A Geometric Measure of Linear Separability for Neural Representations
For researchers studying neural representation geometry, this provides a new diagnostic tool to quantify class-wise linear separability, though its contribution is incremental as it builds on existing concepts of affine separability.
The paper introduces the directional linear separability measure (LSM), a finite-sample diagnostic for one-sided affine separability in neural representations, and demonstrates its utility in analyzing class-wise geometry across deep-learning architectures.
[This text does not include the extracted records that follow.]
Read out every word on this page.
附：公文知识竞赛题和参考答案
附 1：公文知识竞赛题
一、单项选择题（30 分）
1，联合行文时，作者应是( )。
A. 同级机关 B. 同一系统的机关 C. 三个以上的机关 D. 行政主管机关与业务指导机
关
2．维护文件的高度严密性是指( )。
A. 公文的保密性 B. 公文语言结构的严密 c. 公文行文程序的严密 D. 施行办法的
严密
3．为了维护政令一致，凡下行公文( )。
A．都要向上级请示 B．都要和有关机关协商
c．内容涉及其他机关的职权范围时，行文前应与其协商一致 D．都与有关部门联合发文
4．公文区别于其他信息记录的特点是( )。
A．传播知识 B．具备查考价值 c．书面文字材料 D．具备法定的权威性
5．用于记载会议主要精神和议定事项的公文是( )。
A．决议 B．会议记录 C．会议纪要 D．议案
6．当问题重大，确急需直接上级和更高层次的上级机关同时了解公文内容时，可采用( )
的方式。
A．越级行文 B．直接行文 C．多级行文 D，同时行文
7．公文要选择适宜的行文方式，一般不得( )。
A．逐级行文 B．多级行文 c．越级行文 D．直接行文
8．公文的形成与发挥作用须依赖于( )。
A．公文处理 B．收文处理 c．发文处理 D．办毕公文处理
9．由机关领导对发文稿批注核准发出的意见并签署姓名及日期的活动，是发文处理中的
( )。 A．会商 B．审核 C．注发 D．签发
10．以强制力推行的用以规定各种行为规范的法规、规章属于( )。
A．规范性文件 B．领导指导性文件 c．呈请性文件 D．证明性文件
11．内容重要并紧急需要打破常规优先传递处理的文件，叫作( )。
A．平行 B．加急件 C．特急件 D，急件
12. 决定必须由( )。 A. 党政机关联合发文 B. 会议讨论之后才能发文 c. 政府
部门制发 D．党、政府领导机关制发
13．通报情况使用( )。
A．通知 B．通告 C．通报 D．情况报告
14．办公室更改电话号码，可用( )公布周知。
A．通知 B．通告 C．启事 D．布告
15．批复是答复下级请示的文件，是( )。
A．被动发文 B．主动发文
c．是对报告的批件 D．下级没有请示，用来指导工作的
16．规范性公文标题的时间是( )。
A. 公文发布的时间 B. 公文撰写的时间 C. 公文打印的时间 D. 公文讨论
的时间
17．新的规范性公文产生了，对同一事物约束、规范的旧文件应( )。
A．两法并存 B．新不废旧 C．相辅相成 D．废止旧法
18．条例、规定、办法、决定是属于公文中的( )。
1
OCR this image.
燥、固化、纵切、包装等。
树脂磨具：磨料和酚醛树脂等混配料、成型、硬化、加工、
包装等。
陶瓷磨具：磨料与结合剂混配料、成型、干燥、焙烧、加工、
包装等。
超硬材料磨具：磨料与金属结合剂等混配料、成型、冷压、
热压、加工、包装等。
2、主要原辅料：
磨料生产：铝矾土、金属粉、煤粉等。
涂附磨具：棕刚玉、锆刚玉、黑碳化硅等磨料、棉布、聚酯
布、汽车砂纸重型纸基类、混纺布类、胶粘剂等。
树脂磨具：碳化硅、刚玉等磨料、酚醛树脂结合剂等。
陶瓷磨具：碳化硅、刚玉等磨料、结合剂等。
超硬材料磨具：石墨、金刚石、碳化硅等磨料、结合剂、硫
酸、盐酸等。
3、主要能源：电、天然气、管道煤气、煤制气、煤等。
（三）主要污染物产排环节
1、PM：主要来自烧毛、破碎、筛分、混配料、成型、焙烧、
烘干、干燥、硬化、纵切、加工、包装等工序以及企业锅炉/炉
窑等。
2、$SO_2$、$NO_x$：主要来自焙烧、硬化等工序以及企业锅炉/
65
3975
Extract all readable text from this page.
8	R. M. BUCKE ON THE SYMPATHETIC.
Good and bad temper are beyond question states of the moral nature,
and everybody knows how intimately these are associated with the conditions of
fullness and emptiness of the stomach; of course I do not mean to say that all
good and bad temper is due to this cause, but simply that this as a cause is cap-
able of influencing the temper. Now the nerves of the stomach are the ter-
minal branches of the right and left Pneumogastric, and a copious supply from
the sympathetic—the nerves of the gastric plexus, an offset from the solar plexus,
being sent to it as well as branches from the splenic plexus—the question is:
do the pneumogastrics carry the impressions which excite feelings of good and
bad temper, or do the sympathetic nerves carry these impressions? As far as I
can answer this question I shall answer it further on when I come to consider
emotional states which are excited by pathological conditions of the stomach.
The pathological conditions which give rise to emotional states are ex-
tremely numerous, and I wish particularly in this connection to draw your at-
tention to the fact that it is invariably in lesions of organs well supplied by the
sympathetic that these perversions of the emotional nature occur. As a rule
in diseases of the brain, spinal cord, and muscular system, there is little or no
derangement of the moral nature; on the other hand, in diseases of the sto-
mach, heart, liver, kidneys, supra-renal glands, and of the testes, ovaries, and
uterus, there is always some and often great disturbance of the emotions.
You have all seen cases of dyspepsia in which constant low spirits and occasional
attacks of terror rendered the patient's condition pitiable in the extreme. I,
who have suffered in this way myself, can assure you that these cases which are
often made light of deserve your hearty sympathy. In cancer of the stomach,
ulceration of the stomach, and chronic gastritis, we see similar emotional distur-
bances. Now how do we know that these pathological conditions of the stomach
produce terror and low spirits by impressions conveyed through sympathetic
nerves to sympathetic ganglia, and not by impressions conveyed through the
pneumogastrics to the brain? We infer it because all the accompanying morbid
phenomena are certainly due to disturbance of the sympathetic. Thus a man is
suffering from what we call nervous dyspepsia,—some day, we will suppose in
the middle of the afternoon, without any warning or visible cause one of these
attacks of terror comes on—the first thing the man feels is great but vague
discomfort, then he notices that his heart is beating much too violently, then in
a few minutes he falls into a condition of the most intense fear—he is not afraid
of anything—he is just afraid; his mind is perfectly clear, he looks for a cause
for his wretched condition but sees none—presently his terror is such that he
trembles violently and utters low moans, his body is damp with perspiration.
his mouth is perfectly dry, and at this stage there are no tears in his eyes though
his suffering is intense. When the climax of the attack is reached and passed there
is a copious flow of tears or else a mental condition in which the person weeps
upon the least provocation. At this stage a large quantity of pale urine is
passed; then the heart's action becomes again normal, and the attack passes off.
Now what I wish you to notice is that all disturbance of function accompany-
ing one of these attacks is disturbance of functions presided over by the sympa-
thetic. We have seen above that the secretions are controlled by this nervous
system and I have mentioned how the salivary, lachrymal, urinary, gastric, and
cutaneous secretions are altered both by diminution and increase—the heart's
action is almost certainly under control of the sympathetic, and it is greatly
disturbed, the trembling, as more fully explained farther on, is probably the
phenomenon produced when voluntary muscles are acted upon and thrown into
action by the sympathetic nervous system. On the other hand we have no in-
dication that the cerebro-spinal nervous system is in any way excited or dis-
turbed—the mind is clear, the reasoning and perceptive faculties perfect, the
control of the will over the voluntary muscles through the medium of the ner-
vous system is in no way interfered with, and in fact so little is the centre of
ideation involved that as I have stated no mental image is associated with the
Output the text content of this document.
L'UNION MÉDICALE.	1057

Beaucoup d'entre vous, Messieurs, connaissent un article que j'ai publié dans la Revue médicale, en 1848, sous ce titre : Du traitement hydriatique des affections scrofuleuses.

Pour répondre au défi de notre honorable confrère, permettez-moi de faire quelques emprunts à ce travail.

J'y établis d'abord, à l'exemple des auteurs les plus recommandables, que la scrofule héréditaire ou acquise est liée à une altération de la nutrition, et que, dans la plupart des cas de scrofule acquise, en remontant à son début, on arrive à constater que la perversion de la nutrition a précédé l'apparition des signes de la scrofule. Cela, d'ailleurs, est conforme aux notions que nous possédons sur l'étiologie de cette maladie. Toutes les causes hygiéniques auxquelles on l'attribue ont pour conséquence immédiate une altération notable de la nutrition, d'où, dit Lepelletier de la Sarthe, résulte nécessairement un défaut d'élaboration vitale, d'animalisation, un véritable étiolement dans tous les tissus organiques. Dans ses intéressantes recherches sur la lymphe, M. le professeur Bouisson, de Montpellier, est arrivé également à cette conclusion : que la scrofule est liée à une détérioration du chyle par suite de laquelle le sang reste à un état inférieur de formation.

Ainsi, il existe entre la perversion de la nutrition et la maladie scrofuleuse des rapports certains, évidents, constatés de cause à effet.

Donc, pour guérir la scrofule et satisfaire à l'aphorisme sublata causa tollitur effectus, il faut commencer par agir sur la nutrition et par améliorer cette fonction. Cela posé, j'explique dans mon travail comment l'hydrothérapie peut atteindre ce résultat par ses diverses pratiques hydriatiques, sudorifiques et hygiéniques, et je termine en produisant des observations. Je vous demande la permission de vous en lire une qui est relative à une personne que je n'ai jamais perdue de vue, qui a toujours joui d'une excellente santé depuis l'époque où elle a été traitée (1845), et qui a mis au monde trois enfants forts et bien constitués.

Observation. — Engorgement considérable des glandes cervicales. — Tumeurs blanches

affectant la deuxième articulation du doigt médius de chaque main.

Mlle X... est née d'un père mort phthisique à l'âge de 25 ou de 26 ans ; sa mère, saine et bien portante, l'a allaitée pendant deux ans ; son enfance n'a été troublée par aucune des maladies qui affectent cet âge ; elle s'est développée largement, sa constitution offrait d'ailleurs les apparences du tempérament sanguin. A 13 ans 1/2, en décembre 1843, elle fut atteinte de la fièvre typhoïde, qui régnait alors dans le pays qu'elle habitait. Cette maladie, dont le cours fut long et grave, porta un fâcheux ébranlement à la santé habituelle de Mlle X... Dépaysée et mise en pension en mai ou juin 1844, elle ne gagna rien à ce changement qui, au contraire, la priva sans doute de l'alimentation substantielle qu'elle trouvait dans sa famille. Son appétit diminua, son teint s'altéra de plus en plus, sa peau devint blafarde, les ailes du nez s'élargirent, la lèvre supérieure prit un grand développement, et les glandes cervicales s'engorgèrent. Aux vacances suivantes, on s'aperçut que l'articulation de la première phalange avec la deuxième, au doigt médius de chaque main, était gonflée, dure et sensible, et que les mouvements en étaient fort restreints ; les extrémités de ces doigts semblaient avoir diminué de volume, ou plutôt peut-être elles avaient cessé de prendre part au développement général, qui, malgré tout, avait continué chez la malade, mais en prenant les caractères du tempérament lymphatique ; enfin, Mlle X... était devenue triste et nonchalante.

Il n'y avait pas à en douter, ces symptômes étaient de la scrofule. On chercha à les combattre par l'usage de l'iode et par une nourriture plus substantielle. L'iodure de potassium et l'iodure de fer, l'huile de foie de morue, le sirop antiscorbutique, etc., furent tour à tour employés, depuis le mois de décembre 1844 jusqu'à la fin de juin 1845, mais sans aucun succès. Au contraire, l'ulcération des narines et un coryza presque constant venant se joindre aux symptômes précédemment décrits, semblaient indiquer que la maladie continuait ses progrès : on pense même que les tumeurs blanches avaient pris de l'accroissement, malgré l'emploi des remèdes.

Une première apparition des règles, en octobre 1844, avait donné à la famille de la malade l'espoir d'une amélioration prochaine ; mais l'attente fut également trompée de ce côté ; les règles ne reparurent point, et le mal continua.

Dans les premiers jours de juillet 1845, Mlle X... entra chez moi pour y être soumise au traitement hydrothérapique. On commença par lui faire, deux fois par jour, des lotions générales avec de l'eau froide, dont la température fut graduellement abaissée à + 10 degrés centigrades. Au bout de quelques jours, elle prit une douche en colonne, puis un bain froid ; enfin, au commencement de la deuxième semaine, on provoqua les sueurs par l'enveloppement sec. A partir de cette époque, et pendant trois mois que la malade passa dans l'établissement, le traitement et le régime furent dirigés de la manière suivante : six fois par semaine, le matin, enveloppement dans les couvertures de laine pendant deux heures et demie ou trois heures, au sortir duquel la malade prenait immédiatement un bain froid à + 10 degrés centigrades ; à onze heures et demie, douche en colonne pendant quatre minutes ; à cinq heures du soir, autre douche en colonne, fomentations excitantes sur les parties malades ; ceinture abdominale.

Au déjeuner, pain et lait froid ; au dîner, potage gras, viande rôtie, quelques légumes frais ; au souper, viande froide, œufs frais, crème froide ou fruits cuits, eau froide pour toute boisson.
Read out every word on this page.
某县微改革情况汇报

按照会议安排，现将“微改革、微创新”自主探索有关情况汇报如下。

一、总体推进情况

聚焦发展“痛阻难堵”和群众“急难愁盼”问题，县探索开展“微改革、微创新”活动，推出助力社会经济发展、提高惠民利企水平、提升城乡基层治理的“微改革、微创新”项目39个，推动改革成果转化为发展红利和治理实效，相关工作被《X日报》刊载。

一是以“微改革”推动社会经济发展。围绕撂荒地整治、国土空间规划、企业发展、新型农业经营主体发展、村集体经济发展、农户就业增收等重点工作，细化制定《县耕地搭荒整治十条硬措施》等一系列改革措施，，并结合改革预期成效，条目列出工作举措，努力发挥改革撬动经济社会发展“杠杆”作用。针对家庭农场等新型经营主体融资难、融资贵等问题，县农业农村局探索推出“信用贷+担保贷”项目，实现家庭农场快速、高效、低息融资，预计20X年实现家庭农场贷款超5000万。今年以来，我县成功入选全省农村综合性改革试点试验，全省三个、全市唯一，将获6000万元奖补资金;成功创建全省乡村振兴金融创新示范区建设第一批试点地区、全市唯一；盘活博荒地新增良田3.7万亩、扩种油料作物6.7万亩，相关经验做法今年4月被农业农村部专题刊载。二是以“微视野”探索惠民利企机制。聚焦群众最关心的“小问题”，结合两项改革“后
Modern neural classifiers commonly rely on linear readouts, yet predictive metrics alone do not characterize the class-wise geometry of the representations on which such readouts operate. We introduce the directional linear separability measure (LSM), a finite-sample diagnostic for one-sided affine separability. For a target class A and a competing set B, LSM searches over affine halfspaces that contain all samples in A and measures the smallest competing-sample intrusion that must remain on the target side, normalized by |A|. The resulting quantity is asymmetric, class-wise, target-normalized, and applicable to finite representations extracted from neural networks. We establish its supporting-hyperplane characterization, relate it to optimal affine classification accuracy, and prove invariance under full-rank linear embeddings. These results separate changes caused by linear reparameterization from those caused by information loss or nonlinear geometric transformations. We also give a penalty-based affine search for estimating class-wise LSM in high-dimensional features, with reported values computed from the original discrete preservation and violation criterion. Finally, we analyze coordinatewise gated nonlinearities as finite-sample geometric operators and empirically use LSM to diagnose class-wise intrusion across common deep-learning components and architectures.